El triunfo o el éxito. Llámale como quieras llamarle. Lo cierto es que a esta vida hemos venido a vivir y a vivir a lo grande. Desde niños nos educan para alcanzar, para pasar, para obtener, para terminar, para llegar. Lo objetivos parecen claros: culminar un año académico, tener el regalo, ser grato a los ojos de alguien, conquistar a alguien más, etc. Objetivos a largo y corto plazo por doquier. Pero, ya en serio ¿qué queres alcanzar? La gloria parace ser la palabra más sintética y más amplia en todo el sentido de la palabra, pues deja satisfecho al espíritu más pragmático y a aquel más religioso. Todos comenzamos cualquier actividad material o espiritual y esperamos haber alcanzado con ella lo que teníamos proyectado.
Perdona que siga en la ruta de la literatura clásica que va pasando por el siglo XX en Gran Bretaña, pero justo ahí el autor de Las crónicas de Narnia escribió un curioso libro titulado El peso de la gloria. ¿Qué piensa del tema? Para él la gloria le sugiere dos cosas: “una de ellas la considero perversa y la otra ridícula”. Vamos a ver de qué se trata. “Para mí la gloria significa o bien la fama, o bien la luminosidad”. ¿Entonces? Dejémoslo terminar. “En cuanto a la primera, si ser famosos significa ser más conocido que otros, el deseo de fama me parece una pasión competitiva y, por lo tanto, propia del infierno antes que del cielo. En cuanto a la segunda, ¿quién quiere convertirse en una bombilla (foco) viviente?” Con tal seriedad y remate de humor, Lewis nos ayuda a terminar de insertarnos en el Pórtico de hoy: la gloria.

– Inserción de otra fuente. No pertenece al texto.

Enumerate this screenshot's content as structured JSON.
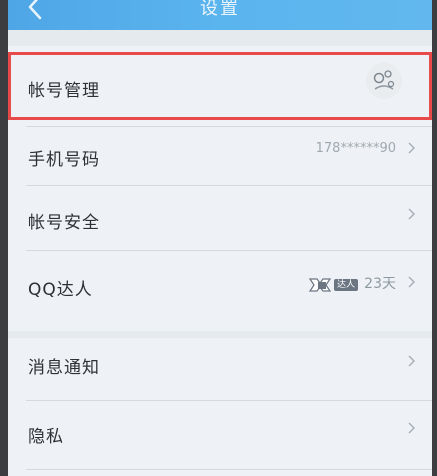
{
  "nav": {
    "title": "设置"
  },
  "groups": [
    {
      "items": [
        {
          "label": "帐号管理"
        },
        {
          "label": "手机号码",
          "value": "178******90"
        },
        {
          "label": "帐号安全"
        },
        {
          "label": "QQ达人",
          "badge_text": "达人",
          "value": "23天"
        }
      ]
    },
    {
      "items": [
        {
          "label": "消息通知"
        },
        {
          "label": "隐私"
        }
      ]
    }
  ],
  "colors": {
    "nav_bar": "#5ab4ee",
    "list_bg": "#eef2f6",
    "highlight": "#e84a4a",
    "label_text": "#2d3136",
    "value_text": "#9fa8b0"
  },
  "icons": {
    "back": "chevron-left-icon",
    "row_arrow": "chevron-right-icon",
    "avatar": "avatar-image",
    "badge": "qq-daren-badge-icon"
  }
}
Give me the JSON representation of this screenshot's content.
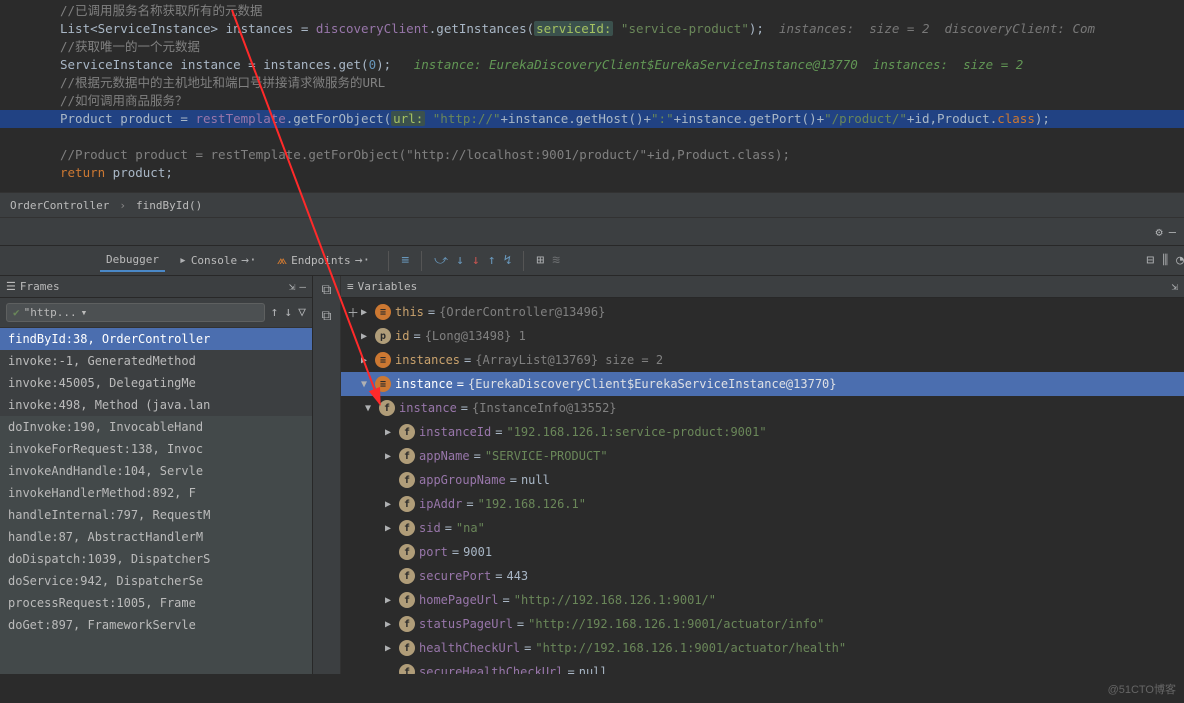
{
  "editor": {
    "l1": "//已调用服务名称获取所有的元数据",
    "l2a": "List<ServiceInstance> instances = ",
    "l2b": "discoveryClient",
    "l2c": ".getInstances(",
    "l2lbl": "serviceId:",
    "l2d": "\"service-product\"",
    "l2e": ");",
    "l2hint": "  instances:  size = 2  discoveryClient: Com",
    "l3": "//获取唯一的一个元数据",
    "l4a": "ServiceInstance instance = instances.get(",
    "l4b": "0",
    "l4c": ");",
    "l4hint": "   instance: EurekaDiscoveryClient$EurekaServiceInstance@13770  instances:  size = 2",
    "l5": "//根据元数据中的主机地址和端口号拼接请求微服务的URL",
    "l6": "//如何调用商品服务？",
    "l7a": "Product product = ",
    "l7b": "restTemplate",
    "l7c": ".getForObject(",
    "l7lbl": "url:",
    "l7d": "\"http://\"",
    "l7e": "+instance.getHost()+",
    "l7f": "\":\"",
    "l7g": "+instance.getPort()+",
    "l7h": "\"/product/\"",
    "l7i": "+id,Product.",
    "l7j": "class",
    "l7k": ");",
    "l8": "//Product product = restTemplate.getForObject(\"http://localhost:9001/product/\"+id,Product.class);",
    "l9a": "return",
    "l9b": " product;"
  },
  "breadcrumb": {
    "a": "OrderController",
    "b": "findById()"
  },
  "tabs": {
    "debugger": "Debugger",
    "console": "Console",
    "endpoints": "Endpoints"
  },
  "frames": {
    "title": "Frames",
    "thread": "\"http...",
    "list": [
      "findById:38, OrderController",
      "invoke:-1, GeneratedMethod",
      "invoke:45005, DelegatingMe",
      "invoke:498, Method (java.lan",
      "doInvoke:190, InvocableHand",
      "invokeForRequest:138, Invoc",
      "invokeAndHandle:104, Servle",
      "invokeHandlerMethod:892, F",
      "handleInternal:797, RequestM",
      "handle:87, AbstractHandlerM",
      "doDispatch:1039, DispatcherS",
      "doService:942, DispatcherSe",
      "processRequest:1005, Frame",
      "doGet:897, FrameworkServle"
    ]
  },
  "vars": {
    "title": "Variables",
    "this_n": "this",
    "this_v": "{OrderController@13496}",
    "id_n": "id",
    "id_v": "{Long@13498} 1",
    "instances_n": "instances",
    "instances_v": "{ArrayList@13769}  size = 2",
    "instance_n": "instance",
    "instance_v": "{EurekaDiscoveryClient$EurekaServiceInstance@13770}",
    "inner_n": "instance",
    "inner_v": "{InstanceInfo@13552}",
    "p_instanceId_n": "instanceId",
    "p_instanceId_v": "\"192.168.126.1:service-product:9001\"",
    "p_appName_n": "appName",
    "p_appName_v": "\"SERVICE-PRODUCT\"",
    "p_appGroupName_n": "appGroupName",
    "p_appGroupName_v": "null",
    "p_ipAddr_n": "ipAddr",
    "p_ipAddr_v": "\"192.168.126.1\"",
    "p_sid_n": "sid",
    "p_sid_v": "\"na\"",
    "p_port_n": "port",
    "p_port_v": "9001",
    "p_securePort_n": "securePort",
    "p_securePort_v": "443",
    "p_homePageUrl_n": "homePageUrl",
    "p_homePageUrl_v": "\"http://192.168.126.1:9001/\"",
    "p_statusPageUrl_n": "statusPageUrl",
    "p_statusPageUrl_v": "\"http://192.168.126.1:9001/actuator/info\"",
    "p_healthCheckUrl_n": "healthCheckUrl",
    "p_healthCheckUrl_v": "\"http://192.168.126.1:9001/actuator/health\"",
    "p_secureHealthCheckUrl_n": "secureHealthCheckUrl",
    "p_secureHealthCheckUrl_v": "null"
  },
  "watermark": "@51CTO博客"
}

¿Qué sentimos cuando tenemos un triunfo en la vida? Mariposas en el estómago, ligereza al caminar, omnipotencia, ¿qué más? Una alegría que viene de lo pronfundo y sale al universo completo. Aquí están algunas notas sobre la gloria. Pero ¿cuándo la gloria es más robusta? Cuando ella es el efecto tras haber conquistado un bien grande, gigante, digno de nuestro espíritu. Los cristianos sabemos ubicarnos muy bien al respecto gracias a lo que llamanos cielo o vida eterna. Nada más grande o más robusto que este fin altísimo y siempre último, el encuentro con Jesucristo. De hecho, todas las demás experiencias de gloria no se comparan con esa gloria esperada. Diría San Pablo: por eso corremos con fidelidad en medio de los peligros de la vida, pues esperamos recibir la corona que no se marchita (Cfr. 1Cor 9,24-25).

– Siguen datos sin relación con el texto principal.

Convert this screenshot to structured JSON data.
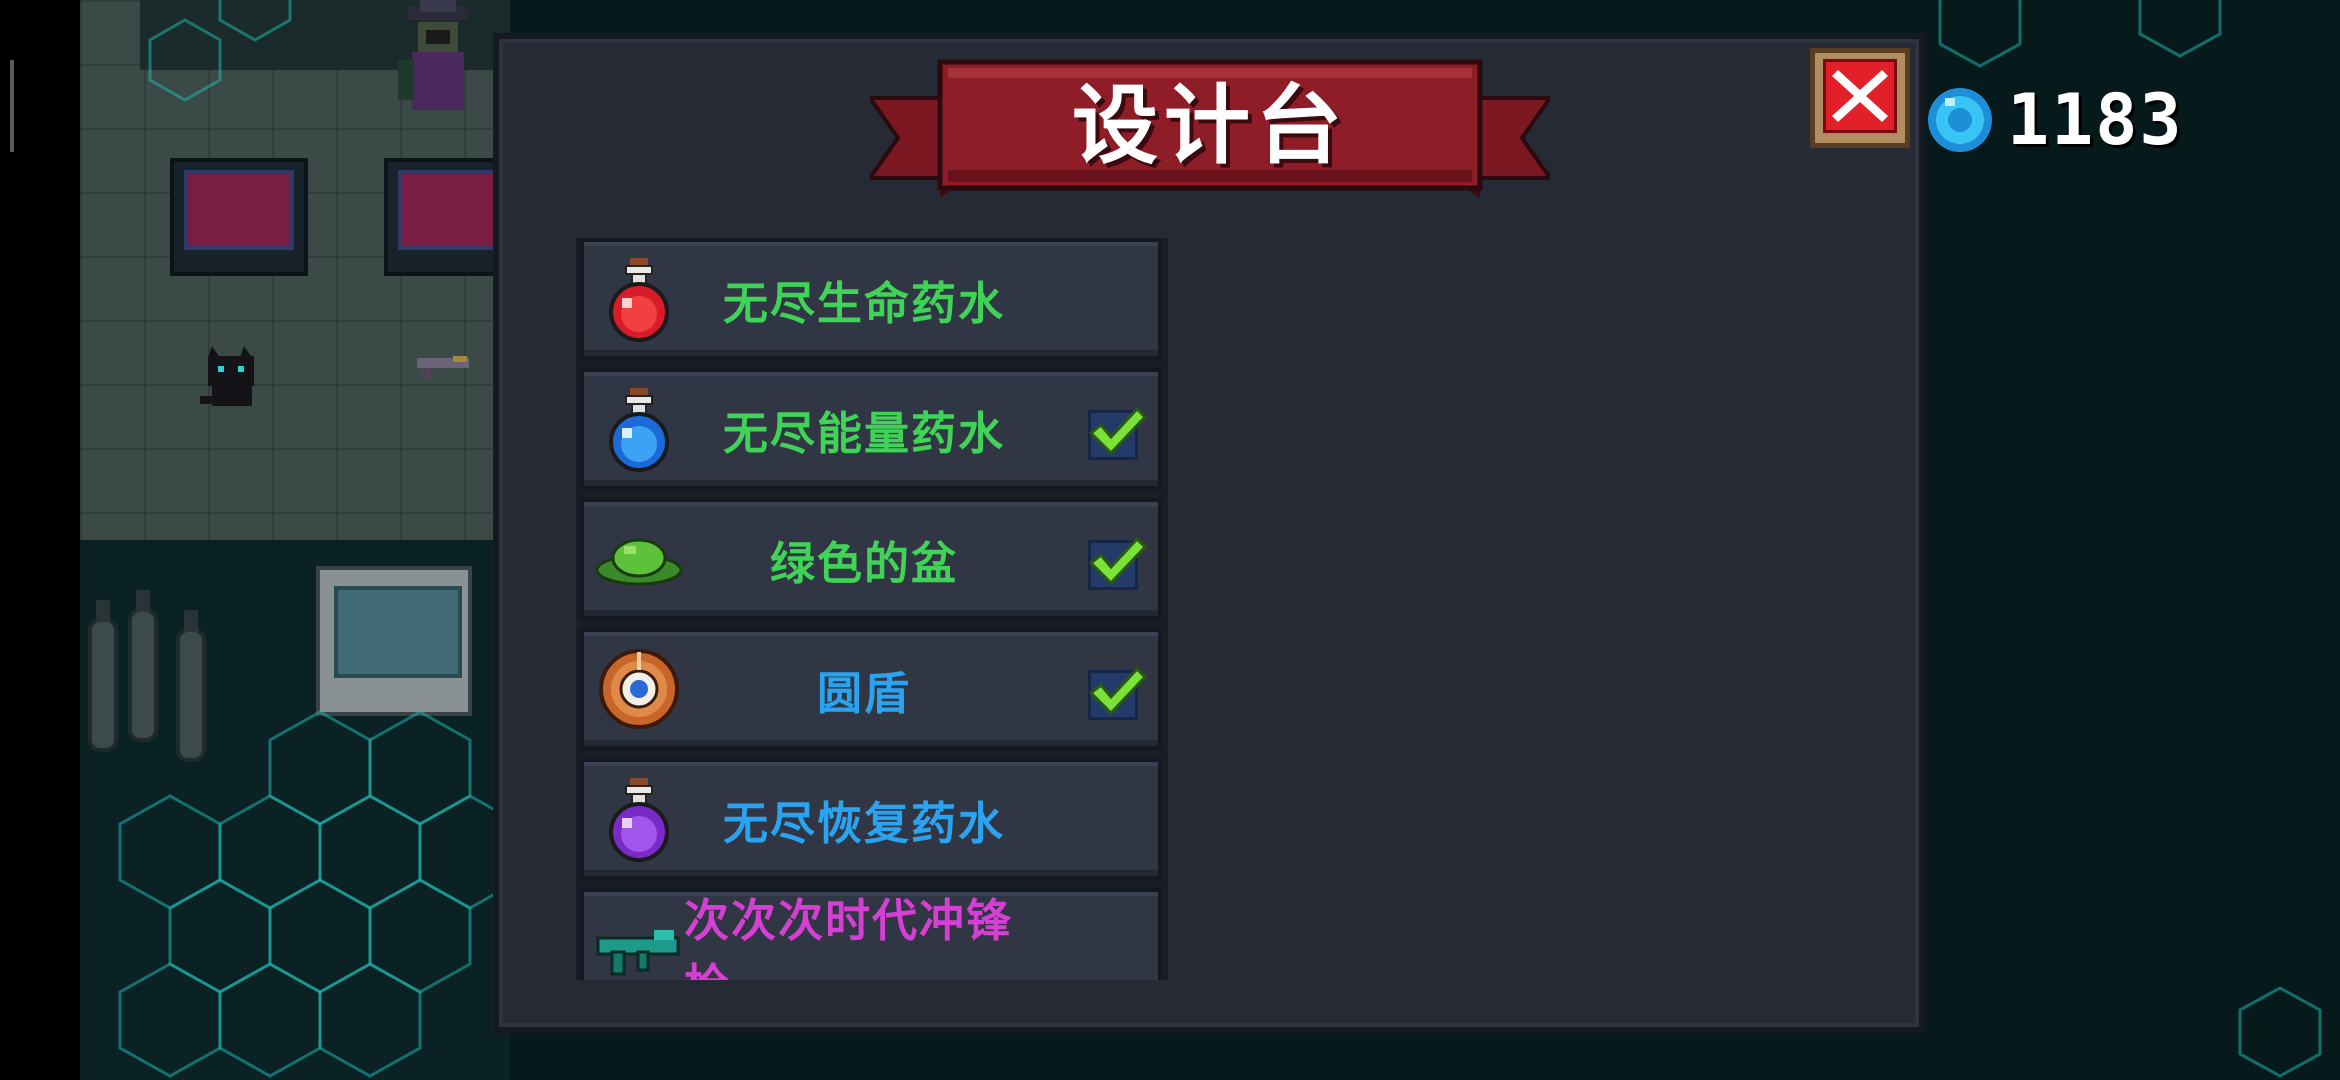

La verdadera gloria es una mezcla de dos ingredientes: placer y disciplina. Cuando un gusto o un querer tiene una cantidad alta de placer y poco o nada de disciplina, es decir, de esfuerzo que siempre lleva una pizca de dolor, será una gloria muy pasajera, sin alcanzar jamás el estatuto de “gloria”. En cambio, aquellos objetivos altos y así concentrados de disciplina y un placer en pocas dosis al comenzar, pero con una profunda alegría al terminar, son ellos la ruta de la felicidad.
Vamos a disfrutar de las alegrías de cada día, de las satisfacciones robustas que llegan de estación en estación para llenar nuestra vida de gozo. La belleza es precisamente esto: el regocijo de un encuentro.